Suicide terrorism is like lung cancer in other ways too. Just as there are numerous forms of cancer, and some quite benign, there are a various forms of terrorism, not all of which are worth the dedicated attention of our national leaders for sustained periods of time. Lung cancer justifies inordinate resources and attention because it is the leading cause of death among all cancers (and many other diseases). So too suicide terrorism. It merits special attention, because this type of terrorism is responsible for more deaths than any other form of the phenomenon—from 1980 to 2001, over 70% of all deaths due to terrorism were the result of suicide terrorism even though this tactic amounted to only 3% of all terrorist attacks.

Lung cancer can also exist for years, hardly creating symptoms until its most virulent stage. So too suicide terrorism. Although it may sound surprising, the United States did not begin to keep statistics on suicide terrorism until the fall of 2000, even though it had been tracking ordinary terrorism around the world for decades.
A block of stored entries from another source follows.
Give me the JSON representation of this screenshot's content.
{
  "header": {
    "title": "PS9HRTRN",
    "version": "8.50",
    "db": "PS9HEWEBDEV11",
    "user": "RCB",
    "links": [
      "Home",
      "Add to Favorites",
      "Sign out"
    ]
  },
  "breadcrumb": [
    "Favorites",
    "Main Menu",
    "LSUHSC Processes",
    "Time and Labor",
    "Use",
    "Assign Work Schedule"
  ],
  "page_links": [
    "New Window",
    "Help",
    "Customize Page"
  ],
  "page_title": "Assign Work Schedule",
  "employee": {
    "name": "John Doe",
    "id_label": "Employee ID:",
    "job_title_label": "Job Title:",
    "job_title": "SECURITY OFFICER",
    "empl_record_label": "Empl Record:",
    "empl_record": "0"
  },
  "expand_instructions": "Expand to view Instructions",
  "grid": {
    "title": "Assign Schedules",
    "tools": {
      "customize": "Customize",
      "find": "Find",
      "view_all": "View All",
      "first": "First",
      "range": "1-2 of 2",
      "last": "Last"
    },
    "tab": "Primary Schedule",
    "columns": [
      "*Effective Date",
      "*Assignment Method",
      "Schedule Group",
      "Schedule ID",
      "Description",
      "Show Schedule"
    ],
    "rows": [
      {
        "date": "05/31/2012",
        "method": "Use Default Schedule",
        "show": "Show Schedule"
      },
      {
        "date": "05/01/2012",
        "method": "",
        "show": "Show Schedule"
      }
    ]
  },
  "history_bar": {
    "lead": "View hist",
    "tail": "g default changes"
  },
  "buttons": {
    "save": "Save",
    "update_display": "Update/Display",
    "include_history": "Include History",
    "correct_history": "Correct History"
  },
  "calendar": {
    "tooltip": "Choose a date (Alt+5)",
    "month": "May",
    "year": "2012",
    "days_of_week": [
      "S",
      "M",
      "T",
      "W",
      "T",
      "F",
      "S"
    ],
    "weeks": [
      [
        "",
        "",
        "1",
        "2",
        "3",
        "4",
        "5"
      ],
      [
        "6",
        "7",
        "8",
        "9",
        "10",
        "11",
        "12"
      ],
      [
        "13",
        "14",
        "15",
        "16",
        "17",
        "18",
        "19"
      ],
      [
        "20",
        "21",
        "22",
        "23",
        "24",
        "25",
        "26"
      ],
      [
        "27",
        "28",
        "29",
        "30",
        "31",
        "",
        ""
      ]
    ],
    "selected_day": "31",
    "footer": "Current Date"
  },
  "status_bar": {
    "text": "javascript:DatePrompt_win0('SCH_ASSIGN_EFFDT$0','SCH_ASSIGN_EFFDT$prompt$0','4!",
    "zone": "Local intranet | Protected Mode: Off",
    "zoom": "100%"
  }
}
This omission goes a long way toward explaining why 9/11 was so hard to see coming.

If one looks at the U.S. government data on the global patterns of ordinary terrorism from 1980 to 2001, there is an unmistakable decline in the threat. Indeed, the peak is 1988 when some 666 terrorist attacks occurred globally, and this number declined more or less steadily over the next 10 plus years to 348 in 2001. At the same time, what started out as a tiny number of suicide terrorist attacks around the world was climbing at an alarming rate, from an average of only 3 suicide attacks per year in the 1980s to 10 per year in the 1990s to 50 per year from 2000 to 2003 and to 300 per year from 2004 to 2009.

These facts help explain why there was such a broad failure of imagination before 9/11—not only among the public, not only among national policy makers, but even by “terrorism experts” at the time. Since all terrorism was dropping like a rock and we were not tracking suicide terrorism in anything like a comprehensive way, it was hard to see that the threat was growing.

To prevent future 9/11s, it is crucial to focus our attention on preventing anti-American suicide terrorism. True, other forms of terrorism also matter. Conventional truck bomb attacks against bridges, antiaircraft missile shots at civilian airliners, the proliferation of chemical, biological, or nuclear weapons that leads to their use by terrorists—every one of these other terrorist threats is nontrivial. Every one was with us in the 1990s. But, the crucial point is that every one is greatly magnified by the willingness of the terrorists to kill themselves in order to carry the attacks out. Although suicide terrorism is not the only kind of terrorism, it is the most virulent form of the phenomenon and makes every other form of terrorism far more deadly than before.

Consider the following thought experiment. Imagine for the moment that you are Osama bin Laden and you have finally achieved your heart’s desire—possession of a working nuclear warhead. Its explosive power is about the size of the atomic bomb that destroyed most of Nagasaki in World War II, the likes of which could devastate Manhattan, Boston, or Los Angeles, surely killing tens of thousands, perhaps over a hundred thousand, of Americans if the bomb actually goes off in one of these cities. You, bin Laden, have hated America for years. You cannot wait to fulfill your dream of inflicting a sucking chest wound on the “far enemy.” You want the world to know your power.

But you have a problem. What if you send this one nuclear warhead in a container on a merchant ship, unescorted by anyone, and something goes wrong? What if the port authorities—now so widely criticized in the media—come across the bomb either by accident or through unreported heightened security measures? What if the bomb gets through to the port, but then fails to explode either because the atomic triggers were faulty in the first place or became so during the 1,000-mile-plus voyage? What if tens of other problems occur that you cannot even now foresee? Will former Secretary of Defense Donald Rumsfeld’s famous “unknown unknowns” make you look like a fool in front of the world and waste this precious asset?

Getting nuclear weapons for terrorists is hard, much harder than fear-mongers in the Western media like to suggest. You know this and know that you cannot count on getting more for years or may be ever. What do you, bin Laden, do?

The answer should now be rushing to your mind. You look for individuals willing to escort the nuclear bomb all the way to its target, to protect the weapon from discovery and seizure along the way, to execute a suicide attack if the bomb works as advertised, and to bring the bomb back for repair if it does not. Just as finding 19 people willing to kill themselves was the key to killing thousands of Americans on 9/11, so too would relying on suicide attackers make all the difference in the likely success of killing 10 or more times as many Americans in a nuclear 9/11. Suicide attack is not the only way to strike the United States or any other country with a nuclear weapon. It is, however, the most reliable way to employ the one, or at most handful, of nuclear weapons likely to come your way.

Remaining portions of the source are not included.